La svolta furono i testi che il musicista cominciò a scriversi e il primo lavoro fu “Come è profondo il mare” del 1977che inaugurò una nuova pagina della nostra canzone. Lo “strano del villaggio” abbinava il grande talento di compositore melodico ad uno stile di poesia forbito e poderoso: nessuno mai prima di lui; ecco perché entra a pieno diritto nel tempio sacro dei cantautori. Non ne uscirà mai più perché il suo fertile genio produrrà decine e decine di capolavori che faranno da colonna sonora anche a numerose generazioni del futuro.

Personalità poliedrica, dai molteplici interessi e grande fiuto nello scoprire talenti.

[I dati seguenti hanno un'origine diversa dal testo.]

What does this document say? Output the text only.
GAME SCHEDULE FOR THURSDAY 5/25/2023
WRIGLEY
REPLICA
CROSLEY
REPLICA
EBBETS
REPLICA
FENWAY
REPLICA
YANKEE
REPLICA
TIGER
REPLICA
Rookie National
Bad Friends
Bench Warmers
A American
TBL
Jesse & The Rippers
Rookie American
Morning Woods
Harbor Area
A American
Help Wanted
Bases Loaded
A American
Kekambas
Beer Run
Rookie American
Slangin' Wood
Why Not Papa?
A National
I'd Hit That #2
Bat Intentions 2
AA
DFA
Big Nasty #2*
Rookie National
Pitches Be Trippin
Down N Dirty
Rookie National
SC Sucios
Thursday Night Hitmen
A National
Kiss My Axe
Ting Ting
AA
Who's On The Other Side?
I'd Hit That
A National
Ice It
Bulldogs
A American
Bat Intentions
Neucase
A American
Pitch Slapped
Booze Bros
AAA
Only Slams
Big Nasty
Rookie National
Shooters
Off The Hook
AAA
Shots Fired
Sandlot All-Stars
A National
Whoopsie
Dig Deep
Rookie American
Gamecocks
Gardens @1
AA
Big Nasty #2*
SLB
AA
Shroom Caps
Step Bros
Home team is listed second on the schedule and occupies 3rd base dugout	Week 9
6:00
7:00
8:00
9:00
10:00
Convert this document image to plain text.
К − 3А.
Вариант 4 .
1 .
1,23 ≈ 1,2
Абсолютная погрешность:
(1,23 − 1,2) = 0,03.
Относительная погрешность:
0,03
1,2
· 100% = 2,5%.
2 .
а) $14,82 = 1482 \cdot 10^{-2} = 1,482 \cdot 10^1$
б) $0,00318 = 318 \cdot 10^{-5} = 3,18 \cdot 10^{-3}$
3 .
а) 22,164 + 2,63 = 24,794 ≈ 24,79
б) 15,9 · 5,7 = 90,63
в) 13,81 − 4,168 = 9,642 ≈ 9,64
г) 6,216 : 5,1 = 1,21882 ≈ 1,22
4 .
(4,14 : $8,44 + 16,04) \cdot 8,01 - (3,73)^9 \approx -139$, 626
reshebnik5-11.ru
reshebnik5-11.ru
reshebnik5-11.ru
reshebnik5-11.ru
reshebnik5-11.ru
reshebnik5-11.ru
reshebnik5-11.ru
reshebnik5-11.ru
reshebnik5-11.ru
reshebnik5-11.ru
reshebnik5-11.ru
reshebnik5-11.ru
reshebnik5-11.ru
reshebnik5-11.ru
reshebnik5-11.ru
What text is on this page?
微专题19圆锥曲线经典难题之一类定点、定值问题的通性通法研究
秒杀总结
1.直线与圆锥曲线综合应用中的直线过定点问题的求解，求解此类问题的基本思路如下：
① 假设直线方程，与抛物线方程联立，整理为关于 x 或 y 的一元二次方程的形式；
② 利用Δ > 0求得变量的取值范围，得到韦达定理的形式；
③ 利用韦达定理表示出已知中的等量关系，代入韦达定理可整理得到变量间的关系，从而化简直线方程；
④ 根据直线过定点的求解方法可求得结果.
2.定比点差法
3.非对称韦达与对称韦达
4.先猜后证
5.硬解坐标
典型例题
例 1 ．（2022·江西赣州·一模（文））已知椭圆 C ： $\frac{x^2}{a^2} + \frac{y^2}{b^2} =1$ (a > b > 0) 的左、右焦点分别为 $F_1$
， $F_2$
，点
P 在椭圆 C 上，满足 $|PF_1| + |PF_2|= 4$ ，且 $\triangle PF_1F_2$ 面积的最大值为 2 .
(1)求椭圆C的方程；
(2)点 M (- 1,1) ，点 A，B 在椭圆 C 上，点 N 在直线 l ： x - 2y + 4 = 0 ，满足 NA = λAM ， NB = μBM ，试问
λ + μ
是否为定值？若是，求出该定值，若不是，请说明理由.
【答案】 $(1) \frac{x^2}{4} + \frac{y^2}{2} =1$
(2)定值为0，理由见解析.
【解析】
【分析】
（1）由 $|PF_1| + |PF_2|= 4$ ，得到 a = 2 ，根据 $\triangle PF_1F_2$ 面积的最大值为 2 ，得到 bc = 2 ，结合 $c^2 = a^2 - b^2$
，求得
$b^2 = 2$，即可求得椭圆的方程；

Luca Carboni racconta che quando era sconosciuto, gli lasciò una musicassetta, nel ristorante frequentato dall’artista, il quale, dopo averla ascoltata volle subito parlargli e complimentarsi.

Raccontò al giornalista Mollica, della Rai, che nonostante avesse suonato con Ray Charles, mito della sua adolescenza, solo dopo aver sentito cantare, una sera a cena, Roberto Murolo, si era reso conto della bellezza del mondo.

Un grande e confessato amore, Lucio Dalla lo aveva con la città partenopea: se ci fosse stata la possibilità di farsi iniezioni di napoletanità, le avrebbe pagate anche centomila euro, diceva. “La musica napoletana, al mondo, non ha rivali e Napoli non è una città ma una nazione, una repubblica”.

Alla città del golfo egli ha regalato una delle sue perle più amate: “Caruso”, dedicata al più grande tenore del novecento. Il mese di marzo ci ricorderà sempre questo bolognese-napoletano che ci ha lasciati da dieci anni e che fu concepito “sopra un bel prato, nell’ora più dolce prima di essere ammazzato”.